How backlash against cheap Chinese imports has propelled Europe’s new right-wing populism
The value of European imports from China more than tripled between 2001 and 2016, hitting local manufacturers and leading to job losses
After decades of dismantling barriers, Europe is finding free trade comes with political tariffs.
For all the focus on the backlash against migrant workers, research by two academics shows the regions of Europe hit by cheaper imports and related job losses are fertile ground for groups that echo US President Donald Trump’s protectionist rhetoric. From the Netherlands, through eastern France, northern Italy and parts of Austria, support for populist parties that have transformed the political landscape is among the strongest.
“There is a significant link between how exposed regions are to Chinese imports and support for radical right parties,” said Italo Colantone, assistant professor of economics at Bocconi University in Milan and co-author of a paper looking at the impact of globalisation on European voting. “There’s an impression that Wall Street or the big companies benefit from free trade, but many people feel they are losing out.”
Across Europe, while sentiment toward globalisation remains broadly positive, opposition to free trade is growing in some countries, a Eurobarometer survey showed last year. It is influencing politics as opponents try to staunch rising support for nationalist agendas.
In France, candidates in the presidential election are trying to check the momentum of far-right National Front leader Marine Le Pen, who calls free trade a disaster. Former Economy Minister Emmanuel Macron, who is leading in some polls, said he would introduce a “Buy European Act” to limit public contracts to companies with at least half their operations in Europe.

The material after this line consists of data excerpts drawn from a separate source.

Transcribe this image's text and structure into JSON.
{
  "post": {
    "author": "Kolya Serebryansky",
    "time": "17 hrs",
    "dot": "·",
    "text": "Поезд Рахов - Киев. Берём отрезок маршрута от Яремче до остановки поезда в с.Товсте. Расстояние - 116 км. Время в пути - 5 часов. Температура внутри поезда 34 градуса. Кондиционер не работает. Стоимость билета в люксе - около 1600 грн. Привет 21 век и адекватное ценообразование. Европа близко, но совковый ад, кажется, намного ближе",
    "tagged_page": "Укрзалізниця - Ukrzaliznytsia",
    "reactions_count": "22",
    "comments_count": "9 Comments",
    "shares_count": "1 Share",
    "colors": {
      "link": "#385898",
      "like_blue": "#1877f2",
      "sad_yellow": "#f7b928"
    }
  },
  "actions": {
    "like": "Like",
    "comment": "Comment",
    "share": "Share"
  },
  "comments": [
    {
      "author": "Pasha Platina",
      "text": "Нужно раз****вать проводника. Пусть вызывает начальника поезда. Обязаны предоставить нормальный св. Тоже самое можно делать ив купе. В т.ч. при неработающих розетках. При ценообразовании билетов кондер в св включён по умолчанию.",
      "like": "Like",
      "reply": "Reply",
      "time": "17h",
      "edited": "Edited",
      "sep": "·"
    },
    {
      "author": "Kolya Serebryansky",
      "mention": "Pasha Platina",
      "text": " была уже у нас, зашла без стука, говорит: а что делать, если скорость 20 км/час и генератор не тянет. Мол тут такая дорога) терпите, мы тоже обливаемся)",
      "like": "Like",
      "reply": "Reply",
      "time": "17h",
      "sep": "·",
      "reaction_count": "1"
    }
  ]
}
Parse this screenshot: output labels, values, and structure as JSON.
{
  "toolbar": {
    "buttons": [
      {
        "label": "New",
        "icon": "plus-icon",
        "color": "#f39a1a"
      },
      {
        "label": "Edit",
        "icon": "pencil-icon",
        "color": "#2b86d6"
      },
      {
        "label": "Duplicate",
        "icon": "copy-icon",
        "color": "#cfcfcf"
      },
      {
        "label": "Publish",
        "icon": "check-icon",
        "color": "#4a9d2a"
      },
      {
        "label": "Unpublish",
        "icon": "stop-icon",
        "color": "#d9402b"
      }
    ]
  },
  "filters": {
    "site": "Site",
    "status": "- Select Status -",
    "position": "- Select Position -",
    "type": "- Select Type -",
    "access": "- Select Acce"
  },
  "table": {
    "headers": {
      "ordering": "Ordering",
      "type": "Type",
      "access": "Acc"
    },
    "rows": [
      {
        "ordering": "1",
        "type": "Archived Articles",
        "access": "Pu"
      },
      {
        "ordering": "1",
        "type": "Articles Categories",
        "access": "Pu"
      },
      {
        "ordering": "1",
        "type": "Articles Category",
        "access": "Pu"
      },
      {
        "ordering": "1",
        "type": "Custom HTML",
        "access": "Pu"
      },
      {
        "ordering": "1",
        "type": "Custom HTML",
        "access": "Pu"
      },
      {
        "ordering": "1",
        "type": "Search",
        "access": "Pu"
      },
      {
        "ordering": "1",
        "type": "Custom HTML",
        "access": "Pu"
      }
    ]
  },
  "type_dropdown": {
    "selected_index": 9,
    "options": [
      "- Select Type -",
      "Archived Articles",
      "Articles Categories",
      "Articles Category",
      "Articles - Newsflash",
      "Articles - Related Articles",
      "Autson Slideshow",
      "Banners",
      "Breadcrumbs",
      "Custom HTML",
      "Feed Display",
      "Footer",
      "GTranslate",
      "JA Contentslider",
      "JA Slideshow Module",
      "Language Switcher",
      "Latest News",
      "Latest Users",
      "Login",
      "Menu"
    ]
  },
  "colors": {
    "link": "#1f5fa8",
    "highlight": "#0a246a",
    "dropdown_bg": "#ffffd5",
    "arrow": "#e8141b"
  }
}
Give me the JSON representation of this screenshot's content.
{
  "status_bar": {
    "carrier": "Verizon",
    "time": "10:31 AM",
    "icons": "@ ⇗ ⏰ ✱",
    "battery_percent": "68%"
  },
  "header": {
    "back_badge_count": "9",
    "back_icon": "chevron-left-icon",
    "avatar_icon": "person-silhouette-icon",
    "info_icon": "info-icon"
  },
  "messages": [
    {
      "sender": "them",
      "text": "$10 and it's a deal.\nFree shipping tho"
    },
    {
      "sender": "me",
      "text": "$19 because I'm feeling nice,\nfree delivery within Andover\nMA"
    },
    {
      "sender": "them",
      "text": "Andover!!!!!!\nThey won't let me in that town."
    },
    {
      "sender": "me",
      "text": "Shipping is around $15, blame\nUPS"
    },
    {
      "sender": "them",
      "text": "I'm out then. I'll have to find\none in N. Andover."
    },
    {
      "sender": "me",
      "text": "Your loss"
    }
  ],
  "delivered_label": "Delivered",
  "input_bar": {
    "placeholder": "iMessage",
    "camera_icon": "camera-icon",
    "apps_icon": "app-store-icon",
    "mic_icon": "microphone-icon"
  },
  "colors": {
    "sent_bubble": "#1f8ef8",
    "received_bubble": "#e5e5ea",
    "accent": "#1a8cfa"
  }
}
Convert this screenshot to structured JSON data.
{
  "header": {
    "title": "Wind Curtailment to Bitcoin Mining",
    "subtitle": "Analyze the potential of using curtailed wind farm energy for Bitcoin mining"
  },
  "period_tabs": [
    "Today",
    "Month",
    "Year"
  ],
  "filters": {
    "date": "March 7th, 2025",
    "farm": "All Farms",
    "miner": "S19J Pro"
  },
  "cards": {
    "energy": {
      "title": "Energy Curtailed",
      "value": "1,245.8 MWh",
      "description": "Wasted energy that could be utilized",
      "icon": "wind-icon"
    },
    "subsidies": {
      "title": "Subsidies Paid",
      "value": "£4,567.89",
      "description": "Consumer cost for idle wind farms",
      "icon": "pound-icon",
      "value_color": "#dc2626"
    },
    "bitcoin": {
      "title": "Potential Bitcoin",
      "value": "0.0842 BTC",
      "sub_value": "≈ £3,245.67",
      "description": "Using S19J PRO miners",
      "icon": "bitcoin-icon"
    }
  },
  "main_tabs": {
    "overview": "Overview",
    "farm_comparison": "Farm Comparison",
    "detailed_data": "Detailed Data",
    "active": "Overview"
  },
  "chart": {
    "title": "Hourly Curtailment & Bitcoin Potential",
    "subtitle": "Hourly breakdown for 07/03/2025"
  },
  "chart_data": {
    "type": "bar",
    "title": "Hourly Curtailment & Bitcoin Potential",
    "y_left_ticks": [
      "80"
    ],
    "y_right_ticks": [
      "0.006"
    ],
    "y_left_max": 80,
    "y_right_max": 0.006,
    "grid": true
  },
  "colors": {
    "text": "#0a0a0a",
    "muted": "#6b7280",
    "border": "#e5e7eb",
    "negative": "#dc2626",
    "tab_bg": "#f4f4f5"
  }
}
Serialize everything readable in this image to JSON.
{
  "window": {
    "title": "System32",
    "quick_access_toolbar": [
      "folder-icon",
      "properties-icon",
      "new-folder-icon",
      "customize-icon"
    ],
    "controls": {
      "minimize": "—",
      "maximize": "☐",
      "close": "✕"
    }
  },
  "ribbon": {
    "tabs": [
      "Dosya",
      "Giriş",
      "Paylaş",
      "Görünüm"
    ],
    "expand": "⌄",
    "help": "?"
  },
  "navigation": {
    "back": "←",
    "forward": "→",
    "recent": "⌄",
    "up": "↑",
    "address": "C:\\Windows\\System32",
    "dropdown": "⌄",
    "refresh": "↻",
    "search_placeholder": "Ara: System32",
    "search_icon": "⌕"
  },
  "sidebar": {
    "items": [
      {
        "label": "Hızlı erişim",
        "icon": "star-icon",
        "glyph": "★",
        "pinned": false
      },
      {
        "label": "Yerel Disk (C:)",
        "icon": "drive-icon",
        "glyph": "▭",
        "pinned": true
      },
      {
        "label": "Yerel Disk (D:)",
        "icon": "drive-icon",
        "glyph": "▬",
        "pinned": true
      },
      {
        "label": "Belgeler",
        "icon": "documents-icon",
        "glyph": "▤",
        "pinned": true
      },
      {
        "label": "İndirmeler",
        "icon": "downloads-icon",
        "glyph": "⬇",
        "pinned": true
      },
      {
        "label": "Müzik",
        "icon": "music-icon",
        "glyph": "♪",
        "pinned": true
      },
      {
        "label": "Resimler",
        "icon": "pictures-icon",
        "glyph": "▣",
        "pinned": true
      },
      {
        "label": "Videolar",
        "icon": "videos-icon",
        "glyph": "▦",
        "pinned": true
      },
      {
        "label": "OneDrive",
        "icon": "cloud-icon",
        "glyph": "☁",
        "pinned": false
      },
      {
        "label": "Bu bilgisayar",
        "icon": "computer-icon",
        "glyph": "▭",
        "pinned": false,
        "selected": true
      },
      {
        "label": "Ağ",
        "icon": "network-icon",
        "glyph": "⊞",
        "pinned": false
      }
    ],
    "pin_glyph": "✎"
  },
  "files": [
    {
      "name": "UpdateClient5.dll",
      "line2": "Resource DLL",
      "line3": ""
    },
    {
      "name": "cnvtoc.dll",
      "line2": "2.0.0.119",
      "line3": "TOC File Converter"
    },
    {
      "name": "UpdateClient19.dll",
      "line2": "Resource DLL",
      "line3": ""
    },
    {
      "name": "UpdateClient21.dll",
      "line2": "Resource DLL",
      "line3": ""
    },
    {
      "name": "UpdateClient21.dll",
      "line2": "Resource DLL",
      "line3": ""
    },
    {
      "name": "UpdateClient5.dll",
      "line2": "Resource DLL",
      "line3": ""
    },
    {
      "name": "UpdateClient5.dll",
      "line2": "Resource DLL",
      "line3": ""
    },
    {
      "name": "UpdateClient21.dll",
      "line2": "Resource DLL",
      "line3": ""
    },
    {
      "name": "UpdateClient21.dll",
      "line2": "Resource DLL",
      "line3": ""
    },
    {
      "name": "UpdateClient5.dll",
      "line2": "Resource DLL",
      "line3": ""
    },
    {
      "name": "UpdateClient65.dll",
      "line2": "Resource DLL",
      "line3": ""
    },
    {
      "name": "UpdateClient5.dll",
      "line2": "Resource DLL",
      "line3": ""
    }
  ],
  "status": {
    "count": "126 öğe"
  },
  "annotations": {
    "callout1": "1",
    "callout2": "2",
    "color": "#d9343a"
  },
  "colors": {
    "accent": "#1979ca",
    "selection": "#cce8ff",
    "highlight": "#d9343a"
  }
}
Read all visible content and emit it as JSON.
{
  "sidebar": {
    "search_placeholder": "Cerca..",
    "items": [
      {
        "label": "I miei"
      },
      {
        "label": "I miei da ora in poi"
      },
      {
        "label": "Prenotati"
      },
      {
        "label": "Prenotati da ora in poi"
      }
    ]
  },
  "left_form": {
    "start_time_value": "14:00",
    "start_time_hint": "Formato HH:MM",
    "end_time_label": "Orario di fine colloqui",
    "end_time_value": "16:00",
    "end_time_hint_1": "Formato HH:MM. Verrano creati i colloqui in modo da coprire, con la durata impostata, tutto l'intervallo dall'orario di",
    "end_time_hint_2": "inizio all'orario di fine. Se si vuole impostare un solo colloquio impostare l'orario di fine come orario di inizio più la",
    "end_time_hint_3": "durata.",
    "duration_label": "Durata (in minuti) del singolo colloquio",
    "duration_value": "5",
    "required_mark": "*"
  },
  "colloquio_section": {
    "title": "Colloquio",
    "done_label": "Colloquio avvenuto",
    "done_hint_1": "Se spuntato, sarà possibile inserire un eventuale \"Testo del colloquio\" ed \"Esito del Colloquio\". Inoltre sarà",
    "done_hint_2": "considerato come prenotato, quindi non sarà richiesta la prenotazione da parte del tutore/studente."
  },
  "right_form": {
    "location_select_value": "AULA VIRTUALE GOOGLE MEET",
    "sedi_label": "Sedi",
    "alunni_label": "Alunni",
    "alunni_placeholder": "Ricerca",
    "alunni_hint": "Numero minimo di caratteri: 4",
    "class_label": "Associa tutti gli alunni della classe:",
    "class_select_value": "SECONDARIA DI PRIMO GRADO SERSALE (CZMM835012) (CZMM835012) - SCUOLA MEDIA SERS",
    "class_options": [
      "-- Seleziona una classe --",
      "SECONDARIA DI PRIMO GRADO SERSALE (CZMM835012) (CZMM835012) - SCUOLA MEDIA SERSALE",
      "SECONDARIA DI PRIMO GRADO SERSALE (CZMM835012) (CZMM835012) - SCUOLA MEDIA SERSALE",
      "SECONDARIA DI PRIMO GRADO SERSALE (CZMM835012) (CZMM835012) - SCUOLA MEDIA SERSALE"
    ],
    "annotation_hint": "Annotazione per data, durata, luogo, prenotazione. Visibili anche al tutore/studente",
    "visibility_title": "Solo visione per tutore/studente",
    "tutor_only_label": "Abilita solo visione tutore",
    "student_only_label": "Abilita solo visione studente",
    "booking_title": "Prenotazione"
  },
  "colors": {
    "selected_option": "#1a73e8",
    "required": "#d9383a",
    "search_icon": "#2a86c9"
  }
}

It follows the US campaign, where defeated Democrat candidate Hillary Clinton responded to Trump by backing away from the Trans-Atlantic Trade and Investment Partnership, a new accord between the US and Europe aimed at easing non-tariff barriers.
Roberto Calletti is one former businessman who says Europe’s success in opening borders to free trade has failed him.
Calletti lost his family-run shoe-making firm near Lucca in Tuscany about 15 years ago after Italy removed tariffs on imports from emerging markets and prepared to adopt the euro. Now, he supports the anti-immigrant Northern League, which calls for Italy to ditch the single currency.
“I always thought that liberalisation would drive us against a wall,” said Calletti, 58. “We need to restore tariffs to give breath to local manufacturing. This in turn will create jobs in Italy and kick-start the economy.”
In their report, published earlier this year, Colantone and co-writer Piero Stanig say a surge of imports from China hitting local manufacturers and subsequent job losses are among the key factors. The value of European imports from China more than tripled between 2001 and 2016.
Yet, for all that Le Pen and her fellow populists try to conjure up an image of “European carnage” across the continent along the lines evoked by Trump’s inauguration speech, the EU is unlikely to redraw the trade map.
“While we might see a slightly tougher tone with the Chinese, the EU has been built on a commitment to multilateral institutions,” said Kevin O’Rourke, professor of economic history at University of Oxford. “It could be the last man standing when it comes to free trade.”
The dissenting voice is just getting louder. In Austria’s northern industrial heartland once dominated by the steel industry, the nationalist Freedom Party is now the junior government partner in the region after doubling its support in 2015.
In the Netherlands, the historical home of free trade stretching back to the 17th century, polls show populist Geert Wilders among the front runners as the March 15 election approaches.
Italy’s Northern League leader Matteo Salvini said he shares Trump’s protectionist agenda and praised his pledge to reinstate border tariffs. The party is competing with Forza Italia of former prime minister Silvio Berlusconi for leadership of a possible centre-right alliance in the next election, which could come as early as this year.
As Calletti, who now works as a consultant in the shoe business after legal issues related to his company’s bankruptcy, put it: “There’s nothing wrong in saying that our economy is different from Germany’s or China’s.”